Aitita* y amama no sospechaban lo que se les venía encima. No tenían ni idea de qué eran los yonquis. Cuando mi padre le explicó la función de la jeringa, amama se sulfuró: «Ya voy yo a traerla por buen camino». Pero para su ignorante pesar, Karmen, con el hombro apoyado en el hombro de algún amigo, tumbada en algún callejón, viajaba a través de mundos perdidos.

En el año 1980 Karmen llevaba dos años enganchada a la droga. Fue mi padre quien presagió los primeros malos augurios: veía a su hermana por la calle con chavales mayores con los que no tenía casi nada en común, excepto el ansia por el próximo chute. Sin embargo, decidió ocultárselo a sus padres. El caballo todavía cabalgaba sin toque derrotista, antes de correr por las venas de los perdedores, los marginados, los que iban a morir.
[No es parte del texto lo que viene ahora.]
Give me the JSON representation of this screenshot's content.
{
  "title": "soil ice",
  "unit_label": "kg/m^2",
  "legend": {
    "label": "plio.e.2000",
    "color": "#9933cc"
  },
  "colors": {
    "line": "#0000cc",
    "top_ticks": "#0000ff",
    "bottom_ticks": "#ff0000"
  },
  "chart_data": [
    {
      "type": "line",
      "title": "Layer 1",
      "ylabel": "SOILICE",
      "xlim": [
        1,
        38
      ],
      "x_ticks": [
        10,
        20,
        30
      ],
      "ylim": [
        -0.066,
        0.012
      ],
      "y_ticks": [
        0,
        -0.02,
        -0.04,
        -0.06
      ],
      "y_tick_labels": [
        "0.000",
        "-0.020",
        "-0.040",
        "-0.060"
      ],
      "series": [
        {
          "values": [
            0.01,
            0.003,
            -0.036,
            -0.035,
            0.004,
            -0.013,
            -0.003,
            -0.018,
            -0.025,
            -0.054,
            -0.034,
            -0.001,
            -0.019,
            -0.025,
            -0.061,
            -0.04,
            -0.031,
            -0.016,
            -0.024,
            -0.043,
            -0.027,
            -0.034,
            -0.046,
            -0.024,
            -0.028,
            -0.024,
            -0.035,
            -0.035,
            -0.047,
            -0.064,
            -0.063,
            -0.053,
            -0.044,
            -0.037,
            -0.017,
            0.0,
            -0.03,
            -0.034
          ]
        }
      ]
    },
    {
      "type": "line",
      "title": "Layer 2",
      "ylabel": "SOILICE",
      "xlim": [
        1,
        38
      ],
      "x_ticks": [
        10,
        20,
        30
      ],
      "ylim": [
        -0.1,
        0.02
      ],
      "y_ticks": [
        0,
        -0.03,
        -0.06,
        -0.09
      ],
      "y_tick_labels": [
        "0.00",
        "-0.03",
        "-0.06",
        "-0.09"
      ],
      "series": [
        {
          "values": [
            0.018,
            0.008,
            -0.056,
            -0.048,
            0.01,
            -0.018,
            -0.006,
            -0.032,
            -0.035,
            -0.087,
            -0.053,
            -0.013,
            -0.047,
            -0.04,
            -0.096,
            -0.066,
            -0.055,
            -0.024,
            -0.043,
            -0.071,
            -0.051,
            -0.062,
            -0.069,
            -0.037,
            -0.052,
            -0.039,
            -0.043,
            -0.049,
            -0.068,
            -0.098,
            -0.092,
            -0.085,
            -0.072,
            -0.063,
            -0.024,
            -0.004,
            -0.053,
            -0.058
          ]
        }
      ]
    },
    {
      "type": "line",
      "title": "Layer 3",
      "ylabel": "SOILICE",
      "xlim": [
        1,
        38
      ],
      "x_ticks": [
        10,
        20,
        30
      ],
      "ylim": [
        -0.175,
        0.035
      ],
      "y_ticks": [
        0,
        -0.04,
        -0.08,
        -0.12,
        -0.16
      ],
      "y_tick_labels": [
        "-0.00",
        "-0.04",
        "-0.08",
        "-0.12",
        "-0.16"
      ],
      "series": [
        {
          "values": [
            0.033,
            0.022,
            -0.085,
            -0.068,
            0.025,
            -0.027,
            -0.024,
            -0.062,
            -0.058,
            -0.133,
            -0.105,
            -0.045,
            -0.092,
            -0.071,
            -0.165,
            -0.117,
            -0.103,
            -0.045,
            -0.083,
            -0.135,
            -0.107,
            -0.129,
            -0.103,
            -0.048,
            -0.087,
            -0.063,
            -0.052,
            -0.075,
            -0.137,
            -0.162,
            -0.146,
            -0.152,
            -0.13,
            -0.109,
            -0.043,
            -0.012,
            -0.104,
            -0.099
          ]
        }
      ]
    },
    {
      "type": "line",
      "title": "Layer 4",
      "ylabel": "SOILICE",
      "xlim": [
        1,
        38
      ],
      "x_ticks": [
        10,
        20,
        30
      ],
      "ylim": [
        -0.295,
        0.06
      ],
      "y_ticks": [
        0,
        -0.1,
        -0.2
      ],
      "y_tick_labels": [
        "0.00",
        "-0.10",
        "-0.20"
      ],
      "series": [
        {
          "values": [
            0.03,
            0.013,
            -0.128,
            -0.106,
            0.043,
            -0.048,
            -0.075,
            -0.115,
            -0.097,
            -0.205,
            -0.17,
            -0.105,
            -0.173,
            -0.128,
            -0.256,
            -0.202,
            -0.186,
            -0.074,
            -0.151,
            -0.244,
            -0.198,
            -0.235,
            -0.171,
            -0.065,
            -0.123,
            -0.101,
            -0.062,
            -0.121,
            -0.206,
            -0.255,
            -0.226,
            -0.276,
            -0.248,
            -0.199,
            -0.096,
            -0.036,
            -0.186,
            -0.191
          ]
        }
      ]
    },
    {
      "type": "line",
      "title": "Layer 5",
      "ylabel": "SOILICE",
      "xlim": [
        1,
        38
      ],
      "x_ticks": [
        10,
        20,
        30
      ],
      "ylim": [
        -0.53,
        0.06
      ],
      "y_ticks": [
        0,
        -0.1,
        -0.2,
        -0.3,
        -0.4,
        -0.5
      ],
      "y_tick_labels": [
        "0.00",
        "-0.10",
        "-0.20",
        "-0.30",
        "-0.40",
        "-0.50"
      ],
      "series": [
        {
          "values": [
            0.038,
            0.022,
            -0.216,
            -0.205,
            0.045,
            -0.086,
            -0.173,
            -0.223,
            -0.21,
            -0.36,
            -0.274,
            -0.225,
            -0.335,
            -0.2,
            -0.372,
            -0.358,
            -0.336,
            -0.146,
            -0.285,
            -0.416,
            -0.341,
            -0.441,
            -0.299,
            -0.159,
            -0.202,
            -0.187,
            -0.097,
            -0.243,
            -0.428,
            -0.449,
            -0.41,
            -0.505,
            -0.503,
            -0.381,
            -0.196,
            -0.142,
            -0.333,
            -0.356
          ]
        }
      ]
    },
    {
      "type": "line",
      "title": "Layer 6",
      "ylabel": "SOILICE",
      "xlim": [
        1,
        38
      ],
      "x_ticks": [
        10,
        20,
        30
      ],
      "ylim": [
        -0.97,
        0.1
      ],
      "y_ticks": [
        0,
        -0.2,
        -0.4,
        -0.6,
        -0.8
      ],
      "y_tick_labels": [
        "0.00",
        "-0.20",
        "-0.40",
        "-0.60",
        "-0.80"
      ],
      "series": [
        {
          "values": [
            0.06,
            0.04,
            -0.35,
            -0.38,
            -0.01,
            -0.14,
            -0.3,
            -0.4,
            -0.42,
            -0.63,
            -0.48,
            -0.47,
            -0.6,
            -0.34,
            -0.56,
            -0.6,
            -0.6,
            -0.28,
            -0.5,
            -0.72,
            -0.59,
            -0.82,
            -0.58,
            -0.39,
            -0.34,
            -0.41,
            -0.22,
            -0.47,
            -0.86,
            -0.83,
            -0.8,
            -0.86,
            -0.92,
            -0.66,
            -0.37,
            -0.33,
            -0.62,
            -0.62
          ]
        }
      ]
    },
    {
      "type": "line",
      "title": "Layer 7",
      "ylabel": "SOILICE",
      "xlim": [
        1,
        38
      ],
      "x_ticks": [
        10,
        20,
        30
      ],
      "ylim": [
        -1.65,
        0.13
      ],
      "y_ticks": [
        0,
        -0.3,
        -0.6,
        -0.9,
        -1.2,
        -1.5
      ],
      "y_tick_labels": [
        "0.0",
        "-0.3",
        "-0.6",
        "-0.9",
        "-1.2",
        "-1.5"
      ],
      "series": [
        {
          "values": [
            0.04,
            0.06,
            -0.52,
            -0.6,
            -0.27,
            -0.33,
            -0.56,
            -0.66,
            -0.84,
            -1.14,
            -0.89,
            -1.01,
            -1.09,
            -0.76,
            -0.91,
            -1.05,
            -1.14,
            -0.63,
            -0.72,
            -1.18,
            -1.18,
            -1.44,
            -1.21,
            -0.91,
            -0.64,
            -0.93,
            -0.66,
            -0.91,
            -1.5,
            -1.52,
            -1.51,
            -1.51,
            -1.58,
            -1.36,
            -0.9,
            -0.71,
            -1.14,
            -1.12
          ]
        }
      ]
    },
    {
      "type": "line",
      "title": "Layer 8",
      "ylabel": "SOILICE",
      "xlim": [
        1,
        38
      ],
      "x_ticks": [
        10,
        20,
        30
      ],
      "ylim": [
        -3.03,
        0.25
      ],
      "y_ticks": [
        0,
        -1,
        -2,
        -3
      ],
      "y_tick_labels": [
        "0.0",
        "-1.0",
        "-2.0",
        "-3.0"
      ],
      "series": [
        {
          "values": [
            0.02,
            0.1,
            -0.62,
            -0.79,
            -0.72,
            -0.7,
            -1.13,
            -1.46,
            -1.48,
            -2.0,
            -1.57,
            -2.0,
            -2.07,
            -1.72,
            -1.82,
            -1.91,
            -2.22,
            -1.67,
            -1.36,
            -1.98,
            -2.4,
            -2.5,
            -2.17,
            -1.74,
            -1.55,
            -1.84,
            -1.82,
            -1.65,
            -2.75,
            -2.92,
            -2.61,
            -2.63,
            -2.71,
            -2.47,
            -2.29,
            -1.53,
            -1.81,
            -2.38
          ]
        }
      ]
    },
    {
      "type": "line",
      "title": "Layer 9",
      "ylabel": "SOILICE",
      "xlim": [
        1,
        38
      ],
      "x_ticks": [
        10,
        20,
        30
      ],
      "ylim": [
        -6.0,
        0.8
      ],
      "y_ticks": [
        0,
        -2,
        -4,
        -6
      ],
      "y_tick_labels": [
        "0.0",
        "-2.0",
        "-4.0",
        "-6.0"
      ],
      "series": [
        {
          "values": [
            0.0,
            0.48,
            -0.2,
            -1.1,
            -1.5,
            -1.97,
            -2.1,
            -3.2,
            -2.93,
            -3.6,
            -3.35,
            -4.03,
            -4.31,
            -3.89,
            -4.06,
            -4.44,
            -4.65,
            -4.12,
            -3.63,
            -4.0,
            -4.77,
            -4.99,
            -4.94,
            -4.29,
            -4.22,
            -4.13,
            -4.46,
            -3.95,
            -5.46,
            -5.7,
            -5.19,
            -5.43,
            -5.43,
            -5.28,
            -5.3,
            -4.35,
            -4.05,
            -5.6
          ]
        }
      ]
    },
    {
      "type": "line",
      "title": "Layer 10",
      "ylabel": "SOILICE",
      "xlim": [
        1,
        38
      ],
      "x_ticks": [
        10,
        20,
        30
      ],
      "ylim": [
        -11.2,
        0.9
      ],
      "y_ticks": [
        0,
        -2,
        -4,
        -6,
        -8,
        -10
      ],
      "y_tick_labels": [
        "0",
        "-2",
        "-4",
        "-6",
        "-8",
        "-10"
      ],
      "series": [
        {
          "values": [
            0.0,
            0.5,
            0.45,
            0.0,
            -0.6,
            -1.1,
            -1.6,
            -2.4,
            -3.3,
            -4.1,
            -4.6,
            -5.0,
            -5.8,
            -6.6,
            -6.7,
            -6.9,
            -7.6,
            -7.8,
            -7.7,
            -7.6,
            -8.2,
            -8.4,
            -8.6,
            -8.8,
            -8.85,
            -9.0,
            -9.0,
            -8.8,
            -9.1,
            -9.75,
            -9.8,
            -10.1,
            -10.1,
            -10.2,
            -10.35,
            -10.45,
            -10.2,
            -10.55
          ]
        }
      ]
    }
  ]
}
Por aquel entonces, se le llamaba la dama blanca y tenía voz de Lou Reed, Janis Joplin y Jimmy Hendrix, evocaba nuevas formas de quererse y relacionarse sexualmente, aires de paz, reivindicaciones contra el sistema y la burguesía. Parques de los Estados Unidos de América, largas cabelleras, flores, música; el movimiento contracultural de Londres.

La amama tuvo la inquietante sensación de haberse olvidado durante una temporada de mirar a Karmen y de encontrársela, al observarla de nuevo, convertida en otra, en una fiera imposible de amansar. La mirada de su pequeña se oscureció y se alejó de todo lo perceptible.

Robó primero en casa: un reloj, unos pendientes, una jarra… No poseían muchas cosas de valor, les faltaba más que les sobraba. Karmen los vendía para comprar caballo. Engañaba fácilmente a su madre, le juraba que no lo volvería a hacer, se ponía de rodillas. Se disculpaba hasta la próxima vez. Con el paso del tiempo, dejó de mentir y pasó a hacer crudas confesiones. La amama hubiese preferido las mentiras.

Despertarse dentro del mundo de la heroína fue un duro golpe para ella. Su hija le decía que necesitaba la droga de la misma manera que una máquina necesita combustible para funcionar. Que no podía levantarse de la cama a no ser por el chute. Acabó desayunando, comiendo, cenando y acostándose con la jeringa.